The best known rna ligase is bacteriophage t4 rna ligase. Ligafast rapid dna ligation system protocolpdf promega. The enzyme has also been shown to catalyze the joining of rna to either a dna or rna strand in a duplex molecule, but will not join singlestranded. T7 dna ligase is also active in buffers without peg 6000, such as our t4 dna ligase buffer and nebuffer 14, for applications in which peg 6000 is detrimental. T4 dna ligase catalyzes the formation of a phosphodiester bond between the terminal 5 phosphate and a 3 hydroxyl groups of duplex dna or rna. The enzyme will not join singlestranded nucleic acids. Vector dna 100 ng insert dna from equation ligase 10x buffer 1 l t4 dna ligase weiss units 0.
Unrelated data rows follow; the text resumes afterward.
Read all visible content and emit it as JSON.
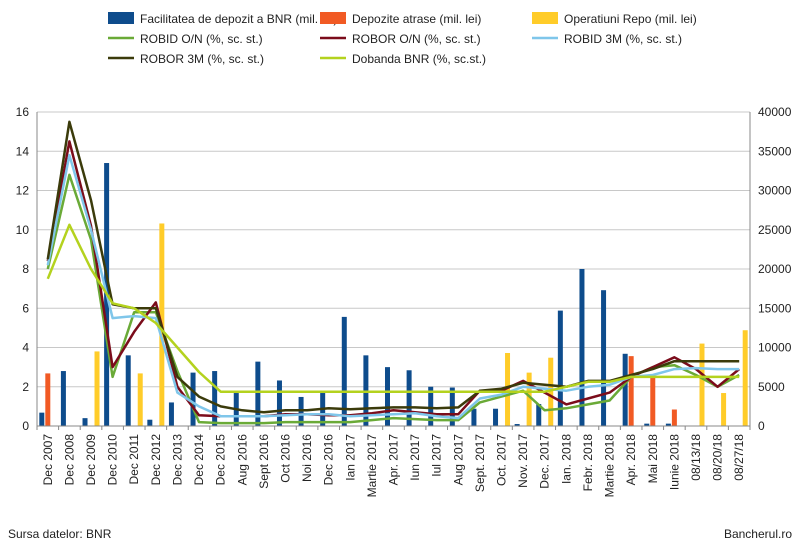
{
  "chart_data": {
    "type": "bar+line",
    "categories": [
      "Dec 2007",
      "Dec 2008",
      "Dec 2009",
      "Dec 2010",
      "Dec 2011",
      "Dec 2012",
      "Dec 2013",
      "Dec 2014",
      "Dec 2015",
      "Aug 2016",
      "Sept 2016",
      "Oct 2016",
      "Noi 2016",
      "Dec 2016",
      "Ian 2017",
      "Martie 2017",
      "Apr. 2017",
      "Iun 2017",
      "Iul 2017",
      "Aug 2017",
      "Sept. 2017",
      "Oct. 2017",
      "Nov. 2017",
      "Dec. 2017",
      "Ian. 2018",
      "Febr. 2018",
      "Martie 2018",
      "Apr. 2018",
      "Mai 2018",
      "Iunie 2018",
      "08/13/18",
      "08/20/18",
      "08/27/18"
    ],
    "left_axis": {
      "min": 0,
      "max": 16,
      "ticks": [
        0,
        2,
        4,
        6,
        8,
        10,
        12,
        14,
        16
      ]
    },
    "right_axis": {
      "min": 0,
      "max": 40000,
      "ticks": [
        0,
        5000,
        10000,
        15000,
        20000,
        25000,
        30000,
        35000,
        40000
      ]
    },
    "bar_series": [
      {
        "name": "Facilitatea de depozit a BNR (mil. lei)",
        "color": "#0e4c8c",
        "axis": "right",
        "values": [
          1700,
          7000,
          1000,
          33500,
          9000,
          800,
          3000,
          6800,
          7000,
          4200,
          8200,
          5800,
          3700,
          4200,
          13900,
          9000,
          7500,
          7100,
          5000,
          4900,
          2200,
          2200,
          250,
          2800,
          14700,
          20000,
          17300,
          9200,
          300,
          300,
          0,
          0,
          0
        ]
      },
      {
        "name": "Depozite atrase (mil. lei)",
        "color": "#f15a24",
        "axis": "right",
        "values": [
          6700,
          0,
          0,
          0,
          0,
          0,
          0,
          0,
          0,
          0,
          0,
          0,
          0,
          0,
          0,
          0,
          0,
          0,
          0,
          0,
          0,
          0,
          0,
          0,
          0,
          0,
          0,
          8900,
          6600,
          2100,
          0,
          0,
          0
        ]
      },
      {
        "name": "Operatiuni Repo (mil. lei)",
        "color": "#ffcc29",
        "axis": "right",
        "values": [
          0,
          0,
          9500,
          0,
          6700,
          25800,
          0,
          0,
          0,
          0,
          0,
          0,
          0,
          0,
          0,
          0,
          0,
          0,
          0,
          0,
          0,
          9300,
          6800,
          8700,
          0,
          0,
          0,
          0,
          0,
          0,
          10500,
          4200,
          12200
        ]
      }
    ],
    "line_series": [
      {
        "name": "ROBID O/N (%, sc. st.)",
        "color": "#6aaa37",
        "axis": "left",
        "values": [
          8.0,
          12.8,
          9.5,
          2.5,
          5.8,
          5.8,
          2.8,
          0.2,
          0.15,
          0.15,
          0.15,
          0.2,
          0.2,
          0.2,
          0.2,
          0.3,
          0.4,
          0.35,
          0.3,
          0.3,
          1.2,
          1.5,
          1.8,
          0.8,
          0.9,
          1.1,
          1.3,
          2.5,
          3.0,
          3.1,
          2.6,
          2.0,
          2.6
        ]
      },
      {
        "name": "ROBOR O/N (%, sc. st.)",
        "color": "#7b0c1b",
        "axis": "left",
        "values": [
          8.4,
          14.5,
          10.2,
          3.0,
          4.8,
          6.3,
          2.0,
          0.55,
          0.5,
          0.5,
          0.5,
          0.6,
          0.6,
          0.55,
          0.55,
          0.65,
          0.8,
          0.7,
          0.6,
          0.6,
          1.8,
          1.8,
          2.3,
          1.7,
          1.1,
          1.4,
          1.7,
          2.5,
          3.0,
          3.5,
          2.9,
          2.0,
          2.9
        ]
      },
      {
        "name": "ROBID 3M (%, sc. st.)",
        "color": "#7fc6ea",
        "axis": "left",
        "values": [
          8.2,
          13.8,
          10.0,
          5.5,
          5.6,
          5.5,
          1.7,
          1.0,
          0.5,
          0.5,
          0.5,
          0.55,
          0.6,
          0.6,
          0.5,
          0.55,
          0.6,
          0.65,
          0.5,
          0.4,
          1.4,
          1.6,
          2.0,
          1.9,
          1.8,
          2.0,
          2.1,
          2.5,
          2.6,
          2.9,
          2.95,
          2.9,
          2.9
        ]
      },
      {
        "name": "ROBOR 3M (%, sc. st.)",
        "color": "#3b3b0b",
        "axis": "left",
        "values": [
          8.5,
          15.5,
          11.5,
          6.2,
          6.0,
          6.0,
          2.5,
          1.5,
          1.0,
          0.8,
          0.7,
          0.8,
          0.8,
          0.9,
          0.85,
          0.9,
          0.95,
          0.95,
          0.9,
          0.95,
          1.8,
          1.9,
          2.2,
          2.1,
          2.0,
          2.3,
          2.3,
          2.6,
          2.9,
          3.3,
          3.3,
          3.3,
          3.3
        ]
      },
      {
        "name": "Dobanda BNR (%, sc.st.)",
        "color": "#b4d21e",
        "axis": "left",
        "values": [
          7.5,
          10.25,
          8.0,
          6.25,
          6.0,
          5.25,
          4.0,
          2.75,
          1.75,
          1.75,
          1.75,
          1.75,
          1.75,
          1.75,
          1.75,
          1.75,
          1.75,
          1.75,
          1.75,
          1.75,
          1.75,
          1.75,
          1.75,
          1.75,
          2.0,
          2.25,
          2.25,
          2.5,
          2.5,
          2.5,
          2.5,
          2.5,
          2.5
        ]
      }
    ]
  },
  "footer": {
    "source": "Sursa datelor: BNR",
    "brand": "Bancherul.ro"
  }
}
If the dna concentrations are low such that you cannot get all 100ng of dna, buffer and ligase into a 10. The enzyme efficiently joins blunt and cohesive ends and repairs single stranded nicks in duplex dna, rna or dna rna hybrids 1. L reaction, scale the reaction size as necessary being sure to increase the amount of buffer proportionally. The unique t4 dna ligase buffer optimizes ligation, which can be performed in 5 minutes 1. The ng of insert can be obtained by using the below equation. To test for endonuclease activity, 1g of type i supercoiled plasmid dna is incubated with 20 units of t4 dna ligase in 1x rapid ligation buffer for 16 hours at 37c. The insert dna can easily be removed for subcloning using an ecori single digest. T4 dna ligase rapid the enzyme efficiently joins blunt. A protocol for combining two strands of dna between the 5. Using these buffers, the activity of t7 dna ligase is reduced approximately 10fold. The enzyme efficiently joins blunt and cohesive ends and repairs single stranded nicks in duplex dna, rna or dnarna hybrids 1. T4 dna ligase catalyzes the joining of two cohesive or bluntended strands of. T4 dna ligase ligase dna ligation promega corporation. Manual, second edition, cold spring harbor laboratory press, cold spring harbor.